Caring is sharing, but some situations often inadvertently trigger the need to file a gift tax return, pros say.
· Spoiling the grandkids with college money
Let’s say Grandma and Grandpa say, “We don’t really like your husband and we don’t really like you, but we really like our grandkids. So, we’re going to give $60,000 and we’re going to put it in a 529 plan for them so their college is paid for.” Well, Grandma and Grandpa just triggered the gift tax exclusion because it’s over [$15,000].” A special rule allows gift givers to spread one-time gifts across five years’ worth of gift tax returns to preserve their lifetime gift exclusion.
· Springing for vacations, cars or other stuff
If you fork out $40,000 for Junior’s wedding, or just pay for the crazy-expensive honeymoon, get ready to do some paperwork. Those kinds of things are actually gifts that people normally wouldn’t even think about. If you’re paying tuition or medical bills, paying the school or hospital directly can help avoid the gift tax return requirement (see the instructions to IRS Form 709 for details).
· Laid-back loans
Lending money to friends and family is usually a bad idea, and the IRS can make it even worse. It considers interest-free loans as gifts. Or if you give them a loan and later decide they don’t need to repay the loan to you, that’s also making gifts.
· Elbowing in on a non-spouse bank account
Let’s say you live by Grandma, so for convenience, we’re going to put you on Grandma’s bank account. Guess what just happened? If you’re put as a joint [owner] on a bank account with somebody and you have the right to take the money out at any time, essentially Grandma is giving you a gift.
Why do some big gifts still might not trigger gift tax?
If all your gifts are under $15,000 for the year, then you’re all set. But even if you make bigger gifts, you still might not owe any gift tax. There are two reasons why.

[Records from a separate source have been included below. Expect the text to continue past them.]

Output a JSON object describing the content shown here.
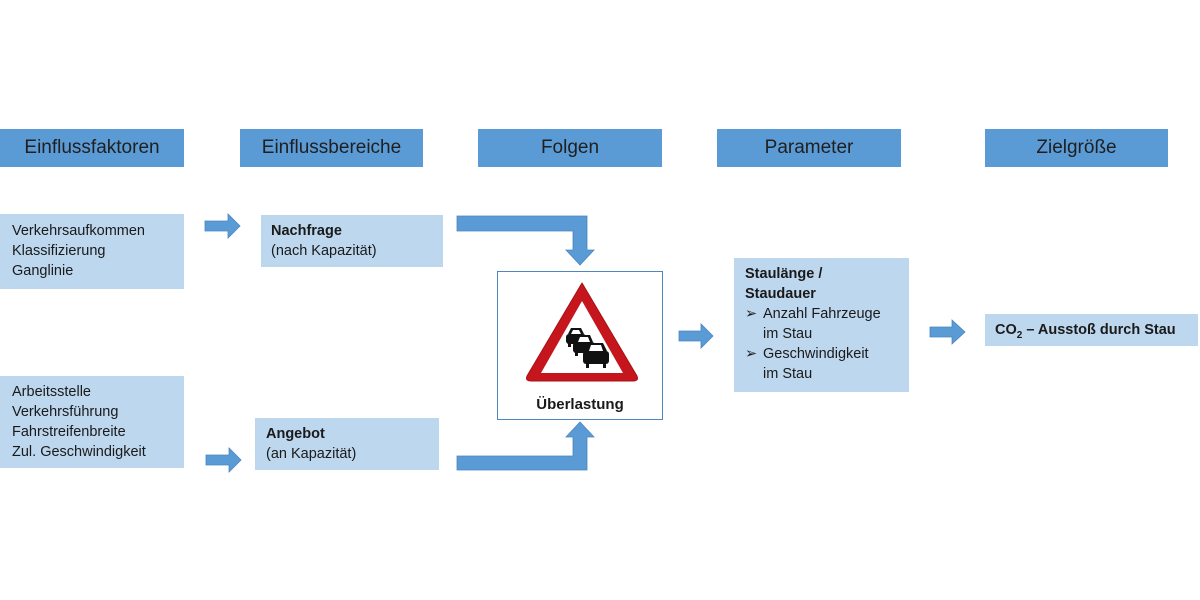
{
  "headers": {
    "einflussfaktoren": "Einflussfaktoren",
    "einflussbereiche": "Einflussbereiche",
    "folgen": "Folgen",
    "parameter": "Parameter",
    "zielgroesse": "Zielgröße"
  },
  "factors_top": [
    "Verkehrsaufkommen",
    "Klassifizierung",
    "Ganglinie"
  ],
  "factors_bottom": [
    "Arbeitsstelle",
    "Verkehrsführung",
    "Fahrstreifenbreite",
    "Zul. Geschwindigkeit"
  ],
  "demand": {
    "title": "Nachfrage",
    "subtitle": "(nach Kapazität)"
  },
  "supply": {
    "title": "Angebot",
    "subtitle": "(an Kapazität)"
  },
  "consequence": {
    "label": "Überlastung",
    "icon": "traffic-jam-warning-sign"
  },
  "parameter": {
    "title_line1": "Staulänge /",
    "title_line2": "Staudauer",
    "bullet_marker": "➢",
    "bullets": [
      {
        "line1": "Anzahl Fahrzeuge",
        "line2": "im Stau"
      },
      {
        "line1": "Geschwindigkeit",
        "line2": "im Stau"
      }
    ]
  },
  "target": {
    "co": "CO",
    "sub": "2",
    "rest": " – Ausstoß durch Stau"
  },
  "colors": {
    "header": "#5b9bd5",
    "box": "#bdd7ee",
    "arrow": "#5b9bd5",
    "sign_red": "#c4161c"
  }
}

First, there are some gifts that you’re allowed to make tax-free in larger or even unlimited amounts, including:
¨ Gifts to spouses who are U.S. citizens
¨ Gifts to charity
¨ Gifts for tuition and qualified educational expenses that you make directly to the educational institution
¨ Gifts to cover medical expenses for someone else that you make directly to the provider of the medical services
Note that for gifts related to educational or medical purposes, it’s critical for you to make the gift directly to the institution in question. If you give it to the student or patient first, then it doesn’t qualify for the exclusion and can get treated as a taxable gift. In addition, even if your gifts don’t qualify for any of those exemptions, you’re also entitled to a lifetime exemption from gift and estate tax. In 2020, that exemption amount jumps to $11.58 million.
Make gifts worry-free
Many people are scared of the gift tax when they’re doing their tax planning, but it really affects very few people. With a $15,000 annual exclusion continuing for 2020, gifts won’t be a tax problem for the vast majority of Americans in the coming year.